More than half of respondents admit to needing help managing their finances, including saving for retirement and managing debt, and 69% have experienced a rise in healthcare costs over the past two years, causing them to save less for retirement, the report finds.

Nearly two-thirds say they are focusing more on retirement planning and savings and 68% realize that their workplace retirement account will be their largest or second-largest source of income in the future. Seventy percent say they have a handle on what they need to save for a secure retirement, but when asked what that figure is, 40% say less than $500,000 and 61% say less than $1 million.

Bank of America points out that $1 million in savings would produce $40,000 a year in income at a 4% drawdown rate and the average person will spend about $400,000 on healthcare over the course of their retirement.

“There seems to be an opportunity for education around health savings accounts and understanding of short-term and long-term usage,” Sabbia says.

The use of health savings accounts is growing so making sure employees know the benefits of these plans is something employers need to work at.

Fifty-three percent of employees with an HSA view it as a short-term vehicle to cover near-term health care expenses, Bank of America says, as opposed to a long-term savings vehicle.
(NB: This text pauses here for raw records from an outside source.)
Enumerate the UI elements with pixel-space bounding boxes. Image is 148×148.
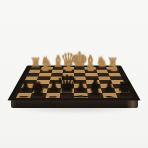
board-square-r3c7 bbox=[109, 76, 123, 80]
board-square-r3c3 bbox=[62, 76, 74, 80]
chess-piece-gold-rook: ♜ bbox=[106, 56, 118, 69]
board-square-r7c7: ♜ bbox=[116, 93, 132, 98]
chess-piece-gold-bishop: ♝ bbox=[50, 54, 64, 70]
chess-piece-gold-knight: ♞ bbox=[40, 55, 53, 69]
product-photo[interactable]: ♜♞♝♛♚♝♞♜♟♟♟♟♟♟♟♟♟♟♟♟♟♟♟♟♜♞♝♛♚♝♞♜ bbox=[0, 0, 148, 148]
board-square-r7c3: ♛ bbox=[59, 93, 74, 98]
chess-piece-gold-rook: ♜ bbox=[30, 56, 42, 69]
board-square-r7c1: ♞ bbox=[30, 93, 46, 98]
board-square-r3c5 bbox=[86, 76, 99, 80]
board-square-r7c5: ♝ bbox=[88, 93, 103, 98]
board-square-r3c4 bbox=[74, 76, 86, 80]
chess-board: ♜♞♝♛♚♝♞♜♟♟♟♟♟♟♟♟♟♟♟♟♟♟♟♟♜♞♝♛♚♝♞♜ bbox=[7, 66, 140, 101]
board-square-r7c4: ♚ bbox=[74, 93, 89, 98]
board-square-r7c0: ♜ bbox=[16, 93, 32, 98]
chess-piece-gold-bishop: ♝ bbox=[83, 54, 97, 70]
chess-piece-black-rook: ♜ bbox=[15, 96, 32, 98]
board-square-r7c2: ♝ bbox=[45, 93, 60, 98]
board-square-r3c2 bbox=[50, 76, 63, 80]
board-square-r3c1 bbox=[37, 76, 50, 80]
board-grid: ♜♞♝♛♚♝♞♜♟♟♟♟♟♟♟♟♟♟♟♟♟♟♟♟♜♞♝♛♚♝♞♜ bbox=[16, 67, 132, 98]
chess-scene: ♜♞♝♛♚♝♞♜♟♟♟♟♟♟♟♟♟♟♟♟♟♟♟♟♜♞♝♛♚♝♞♜ bbox=[0, 0, 148, 148]
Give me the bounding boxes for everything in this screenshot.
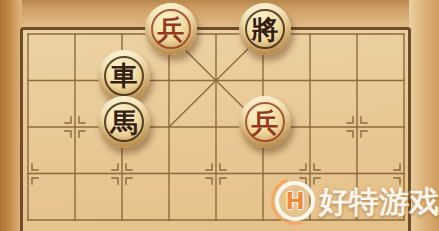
- piece-glyph: 車: [111, 62, 138, 89]
- board-grid: [0, 0, 439, 231]
- piece-glyph: 兵: [158, 16, 185, 43]
- piece-black-chariot[interactable]: 車: [98, 50, 150, 102]
- piece-glyph: 兵: [252, 109, 279, 136]
- xiangqi-board-screenshot: 兵將車馬兵 H 好特游戏: [0, 0, 439, 231]
- piece-red-soldier[interactable]: 兵: [239, 96, 291, 148]
- piece-glyph: 將: [252, 16, 279, 43]
- piece-red-soldier[interactable]: 兵: [145, 3, 197, 55]
- piece-black-general[interactable]: 將: [239, 3, 291, 55]
- piece-black-horse[interactable]: 馬: [98, 96, 150, 148]
- piece-glyph: 馬: [111, 109, 138, 136]
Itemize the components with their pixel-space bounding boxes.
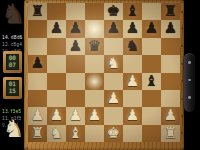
file-labels-bottom: ABCDEFGH	[28, 142, 180, 150]
coordinate-label: 4	[181, 80, 183, 82]
file-label-e: E	[104, 142, 123, 150]
rank-label-6: 6	[180, 38, 184, 55]
square-e6[interactable]	[104, 38, 123, 55]
square-h4[interactable]	[161, 73, 180, 90]
frame-screw-icon	[181, 147, 183, 149]
square-f6[interactable]: ♞	[123, 38, 142, 55]
white-pawn-f4[interactable]: ♟	[123, 73, 142, 90]
square-h1[interactable]: ♜	[161, 125, 180, 142]
black-pawn-h7[interactable]: ♟	[161, 20, 180, 37]
file-label-b: B	[47, 142, 66, 150]
square-c6[interactable]: ♟	[66, 38, 85, 55]
side-slider[interactable]	[184, 53, 195, 112]
white-clock-seconds: 15	[9, 89, 16, 95]
black-clock: 00 07	[3, 51, 22, 73]
square-g8[interactable]	[142, 3, 161, 20]
file-label-f: F	[123, 142, 142, 150]
white-pawn-e3[interactable]: ♟	[104, 90, 123, 107]
square-b7[interactable]: ♟	[47, 20, 66, 37]
square-b4[interactable]	[47, 73, 66, 90]
black-bishop-g4[interactable]: ♝	[142, 73, 161, 90]
square-g1[interactable]	[142, 125, 161, 142]
frame-screw-icon	[26, 147, 28, 149]
square-g3[interactable]	[142, 90, 161, 107]
move-text: 12. c8g4	[2, 42, 22, 47]
black-rook-a8[interactable]: ♜	[28, 3, 47, 20]
coordinate-label: 1	[181, 132, 183, 134]
white-knight-b1[interactable]: ♞	[47, 125, 66, 142]
white-pawn-b2[interactable]: ♟	[47, 107, 66, 124]
file-label-h: H	[161, 142, 180, 150]
square-e5[interactable]: ♞	[104, 55, 123, 72]
square-f2[interactable]: ♟	[123, 107, 142, 124]
move-text: 13. f3e5	[2, 109, 21, 114]
square-g6[interactable]	[142, 38, 161, 55]
chess-app-window: ♞ 14. d8d6 12. c8g4 10. g8f6 00 07 01 15…	[0, 0, 200, 150]
white-clock-minutes: 01	[9, 82, 16, 88]
white-knight-e5[interactable]: ♞	[104, 55, 123, 72]
frame-screw-icon	[181, 1, 183, 3]
black-clock-display: 00 07	[6, 54, 19, 70]
black-clock-seconds: 07	[9, 63, 16, 69]
square-h8[interactable]: ♜	[161, 3, 180, 20]
white-king-e1[interactable]: ♚	[104, 125, 123, 142]
square-d2[interactable]: ♟	[85, 107, 104, 124]
square-e4[interactable]	[104, 73, 123, 90]
square-c4[interactable]	[66, 73, 85, 90]
white-knight-avatar: ♞	[3, 117, 25, 141]
square-f4[interactable]: ♟	[123, 73, 142, 90]
black-pawn-g7[interactable]: ♟	[142, 20, 161, 37]
square-c8[interactable]	[66, 3, 85, 20]
square-e8[interactable]: ♚	[104, 3, 123, 20]
square-a6[interactable]	[28, 38, 47, 55]
square-b2[interactable]: ♟	[47, 107, 66, 124]
file-label-d: D	[85, 142, 104, 150]
square-e7[interactable]: ♟	[104, 20, 123, 37]
white-pawn-h2[interactable]: ♟	[161, 107, 180, 124]
square-b8[interactable]	[47, 3, 66, 20]
file-label-c: C	[66, 142, 85, 150]
black-pawn-c7[interactable]: ♟	[66, 20, 85, 37]
move-text: 14. d8d6	[2, 35, 22, 40]
white-rook-a1[interactable]: ♜	[28, 125, 47, 142]
square-g5[interactable]	[142, 55, 161, 72]
chess-board-frame: ABCDEFGH ♜♚♝♜♟♟♟♟♟♟♟♛♞♟♞♟♝♟♟♟♟♟♟♟♜♞♝♚♜ A…	[24, 0, 184, 150]
black-knight-f6[interactable]: ♞	[123, 38, 142, 55]
rank-label-7: 7	[180, 20, 184, 37]
square-f5[interactable]	[123, 55, 142, 72]
square-b3[interactable]	[47, 90, 66, 107]
slider-dot-icon[interactable]	[188, 96, 191, 99]
frame-screw-icon	[26, 1, 28, 3]
chess-board[interactable]: ♜♚♝♜♟♟♟♟♟♟♟♛♞♟♞♟♝♟♟♟♟♟♟♟♜♞♝♚♜	[28, 3, 180, 142]
square-a5[interactable]: ♟	[28, 55, 47, 72]
coordinate-label: 6	[181, 45, 183, 47]
black-pawn-e7[interactable]: ♟	[104, 20, 123, 37]
square-b6[interactable]	[47, 38, 66, 55]
square-a2[interactable]: ♟	[28, 107, 47, 124]
square-c5[interactable]	[66, 55, 85, 72]
square-c1[interactable]: ♝	[66, 125, 85, 142]
square-d1[interactable]	[85, 125, 104, 142]
coordinate-label: 7	[181, 28, 183, 30]
square-e2[interactable]	[104, 107, 123, 124]
square-h7[interactable]: ♟	[161, 20, 180, 37]
white-pawn-a2[interactable]: ♟	[28, 107, 47, 124]
square-d5[interactable]	[85, 55, 104, 72]
square-h5[interactable]	[161, 55, 180, 72]
black-king-e8[interactable]: ♚	[104, 3, 123, 20]
white-clock: 01 15	[3, 77, 22, 99]
square-g7[interactable]: ♟	[142, 20, 161, 37]
white-pawn-c2[interactable]: ♟	[66, 107, 85, 124]
white-rook-h1[interactable]: ♜	[161, 125, 180, 142]
square-a7[interactable]	[28, 20, 47, 37]
square-b5[interactable]	[47, 55, 66, 72]
square-d6[interactable]: ♛	[85, 38, 104, 55]
square-a3[interactable]	[28, 90, 47, 107]
white-pawn-d2[interactable]: ♟	[85, 107, 104, 124]
coordinate-label: 3	[181, 98, 183, 100]
square-e3[interactable]: ♟	[104, 90, 123, 107]
white-bishop-c1[interactable]: ♝	[66, 125, 85, 142]
rank-label-8: 8	[180, 3, 184, 20]
square-b1[interactable]: ♞	[47, 125, 66, 142]
black-pawn-f7[interactable]: ♟	[123, 20, 142, 37]
white-pawn-f2[interactable]: ♟	[123, 107, 142, 124]
square-d8[interactable]	[85, 3, 104, 20]
square-d3[interactable]	[85, 90, 104, 107]
coordinate-label: 5	[181, 63, 183, 65]
black-rook-h8[interactable]: ♜	[161, 3, 180, 20]
square-a4[interactable]	[28, 73, 47, 90]
square-e1[interactable]: ♚	[104, 125, 123, 142]
file-label-g: G	[142, 142, 161, 150]
coordinate-label: 8	[181, 11, 183, 13]
square-a8[interactable]: ♜	[28, 3, 47, 20]
square-g2[interactable]	[142, 107, 161, 124]
black-pawn-c6[interactable]: ♟	[66, 38, 85, 55]
black-queen-d6[interactable]: ♛	[85, 38, 104, 55]
square-f1[interactable]	[123, 125, 142, 142]
file-label-a: A	[28, 142, 47, 150]
black-pawn-b7[interactable]: ♟	[47, 20, 66, 37]
rank-label-2: 2	[180, 107, 184, 124]
square-c2[interactable]: ♟	[66, 107, 85, 124]
rank-label-1: 1	[180, 125, 184, 142]
square-d7[interactable]	[85, 20, 104, 37]
slider-dot-icon[interactable]	[188, 61, 191, 64]
square-h6[interactable]	[161, 38, 180, 55]
square-d4[interactable]	[85, 73, 104, 90]
black-knight-avatar: ♞	[1, 0, 25, 27]
square-g4[interactable]: ♝	[142, 73, 161, 90]
black-pawn-a5[interactable]: ♟	[28, 55, 47, 72]
square-f8[interactable]: ♝	[123, 3, 142, 20]
square-a1[interactable]: ♜	[28, 125, 47, 142]
coordinate-label: 2	[181, 115, 183, 117]
square-f7[interactable]: ♟	[123, 20, 142, 37]
square-h3[interactable]	[161, 90, 180, 107]
square-c3[interactable]	[66, 90, 85, 107]
square-c7[interactable]: ♟	[66, 20, 85, 37]
black-bishop-f8[interactable]: ♝	[123, 3, 142, 20]
square-h2[interactable]: ♟	[161, 107, 180, 124]
slider-dot-icon[interactable]	[188, 79, 191, 82]
square-f3[interactable]	[123, 90, 142, 107]
black-clock-minutes: 00	[9, 56, 16, 62]
white-clock-display: 01 15	[6, 80, 19, 96]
The majority of people with an HSA usually spend their entire balance within a given year.

As of 2015, nearly half of large companies had a financial wellness program in place with another 19% planning to add one within the next two years, Bank of America finds. In this year’s survey, only 36% of respondents say their employers offer a financial wellness program, underscoring communication and awareness disconnects.

The online survey was conducted by Boston Research Technologies of 1,227 employees nationwide between Oct. 27 and Nov. 11, 2015 on behalf of Bank of America Merrill Lynch. All respondents were participants in a 401(k) plan at work.